Affitti, riqualificazione e web tax «Così possiamo rilanciare il commercio»

BOLOGNA. Digitalizzazione, affitti, riqualificazione urbana e web tax. Quattro priorità. Quattro progetti per non affossare un comparto «che è ancora il primo per numero di aziende» ma che lo scorso anno ha dato segnali preoccupanti di flessione. Enrico Postacchini, presidente di Confcommercio Emilia-Romagna, traccia le linee per il futuro preparandosi al confronto che la categoria spera di avere con il governo. Il 2018 in regione è stato negativo. I dati diffusi da Unioncamere non lasciano molti margini: il commercio ha fatto registrare la più ampia flessione per numero di imprese. Oltre 1.200 attività in meno per un calo dell’1,4%. E segno meno anche per le imprese giovanili: -466, pari al 5,8%.

Presidente, i dati di segnano un’altra contrazione nel 2018. Nell’anno in corso cosa dobbiamo attenderci?

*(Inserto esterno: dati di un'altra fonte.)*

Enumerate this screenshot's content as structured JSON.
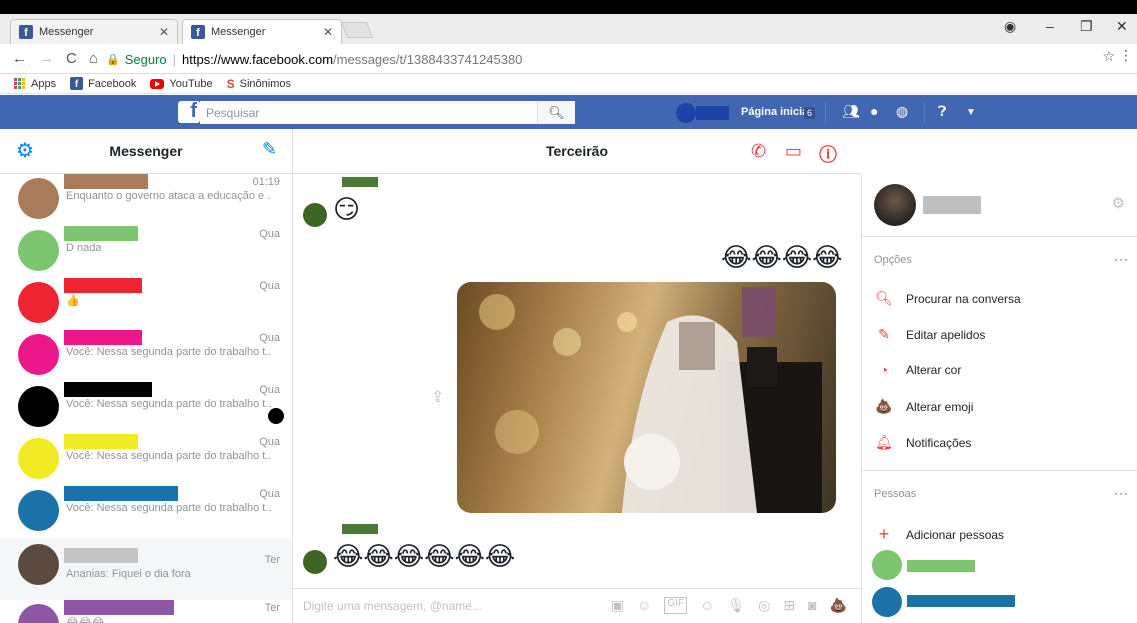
{
  "browser": {
    "tabs": [
      {
        "label": "Messenger",
        "active": false
      },
      {
        "label": "Messenger",
        "active": true
      }
    ],
    "url": {
      "secure_label": "Seguro",
      "host": "https://www.facebook.com",
      "path": "/messages/t/1388433741245380"
    },
    "bookmarks": [
      {
        "label": "Apps",
        "icon": "apps-grid-icon"
      },
      {
        "label": "Facebook",
        "icon": "facebook-icon"
      },
      {
        "label": "YouTube",
        "icon": "youtube-icon"
      },
      {
        "label": "Sinônimos",
        "icon": "sinonimos-s-icon"
      }
    ]
  },
  "fbbar": {
    "search_placeholder": "Pesquisar",
    "home_label": "Página inicial",
    "home_badge": "6",
    "color": "#4267b2"
  },
  "messenger": {
    "title": "Messenger",
    "conversations": [
      {
        "name_color": "#a87c5a",
        "avatar_color": "#a87c5a",
        "snippet": "Enquanto o governo ataca a educação e ...",
        "time": "01:19"
      },
      {
        "name_color": "#7dc66f",
        "avatar_color": "#7dc66f",
        "snippet": "D nada",
        "time": "Qua"
      },
      {
        "name_color": "#ee2430",
        "avatar_color": "#ee2430",
        "snippet": "👍",
        "time": "Qua"
      },
      {
        "name_color": "#ec1789",
        "avatar_color": "#ec1789",
        "snippet": "Você: Nessa segunda parte do trabalho t...",
        "time": "Qua"
      },
      {
        "name_color": "#000000",
        "avatar_color": "#000000",
        "snippet": "Você: Nessa segunda parte do trabalho t...",
        "time": "Qua"
      },
      {
        "name_color": "#f2ea22",
        "avatar_color": "#f2ea22",
        "snippet": "Você: Nessa segunda parte do trabalho t...",
        "time": "Qua"
      },
      {
        "name_color": "#1a72a6",
        "avatar_color": "#1a72a6",
        "snippet": "Você: Nessa segunda parte do trabalho t...",
        "time": "Qua"
      },
      {
        "name_color": "#c4c4c4",
        "avatar_color": "#5a4a40",
        "snippet": "Ananias: Fiquei o dia fora",
        "time": "Ter"
      },
      {
        "name_color": "#8e57a6",
        "avatar_color": "#8e57a6",
        "snippet": "😂😂😂",
        "time": "Ter"
      }
    ]
  },
  "chat": {
    "title": "Terceirão",
    "messages": [
      {
        "emoji": "😏"
      },
      {
        "emoji": "😂😂😂😂"
      },
      {
        "emoji": "😂😂😂😂😂😂"
      }
    ],
    "composer_placeholder": "Digite uma mensagem, @name...",
    "composer_icons": [
      "image-icon",
      "sticker-icon",
      "gif-icon",
      "emoji-icon",
      "mic-icon",
      "audio-icon",
      "game-icon",
      "camera-icon",
      "poop-emoji-icon"
    ]
  },
  "details": {
    "options_title": "Opções",
    "options": [
      {
        "label": "Procurar na conversa",
        "icon": "search-icon"
      },
      {
        "label": "Editar apelidos",
        "icon": "pencil-icon"
      },
      {
        "label": "Alterar cor",
        "icon": "palette-icon"
      },
      {
        "label": "Alterar emoji",
        "icon": "poop-emoji-icon"
      },
      {
        "label": "Notificações",
        "icon": "bell-icon"
      }
    ],
    "people_title": "Pessoas",
    "add_people_label": "Adicionar pessoas",
    "people": [
      {
        "color": "#7dc66f"
      },
      {
        "color": "#1a72a6"
      }
    ]
  },
  "colors": {
    "accent": "#0084ff",
    "chat_accent": "#fa3e3e"
  }
}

C’è preoccupazione e cosa si sta facendo per evitare un altro segno negativo?

«Preoccupazione ce n’è. È il comparto ancora più numeroso per aziende e c’è la maggioranza di occupati nella distribuzione. Proprio perché il commercio è un settore trainante e ora è in calo dobbiamo preoccuparci. Solo il web ha aumento il fatturato, la grande distribuzione no. Nonostante tutto è ancora la realtà economica più vivace per tenere aggregate le comunità. La maggioranza degli italiani vive in città di provincia. Se facciamo mancare queste attività il problema è serio anche perché i negozi rappresentano un presidio per la sicurezza e il decoro, oltre ovviamente a fornire un servizio. Le aree che non sono servite dalle attività commerciali restano a zero. Ritengo che occorrano presidi anche dove la remunerazione purtroppo non è particolarmente soddisfacente. Ora servono regole precise, investimenti e politiche adeguate per rilanciare il settore».

Una riscossa del commercio può passare a vostro avviso dalla revisione delle legge regionale 41, quella sui centri commerciali naturali? Su questo fronte cosa si sta facendo?

«Con la “vecchia” 41, dialogando con i Comuni, sono stati fatti interventi importanti: piazze e interi quartieri riqualificati, per fare un esempio. Stiamo lavorando per rinnovare questo strumento di supporto al commercio. La Regione si è impegnata a discutere per trovare nuove soluzioni adeguate».

È necessario anche intervenire sul fronte degli affitti commerciali?

«I canoni sono aumentati ma sono calati i fatturati, la marginalità è scarsa. Non c’è stata una vera e propria politica fiscale di sostegno. Occorre a nostro giudizio un intervento a vantaggio delle proprietà dei muri ma anche dei conduttori. Ci stiamo lavorando»

Le vendite online: una spinta per aiutare i negozi o una mazzata?

«È un fronte delicato. Certo le vendite on line per i negozi sono una opportunità aggiuntiva e ormai consolidata. Ma voglio ribadire che i siti dei negozi sono in competizione con piattaforme internazionali. Non possono comunque essere concorrenziali con soggetti di questo genere».

Eccoci al punto: la web tax.

«A livello nazionale è giunta l’ora di condurre in porto una seria regolamentazione del sistema di vendite in rete. Significherebbe quantomeno mettere il livello della competizione alla pari. Lo dico sempre: se i soggetti che operano dietro lo schermo del computer lo facessero in uno spazio fisico sarebbero fuori legge o delinquenti, così invece sono innovatori. O regolamentiamo loro o deregolamentiamo gli altri». g.b.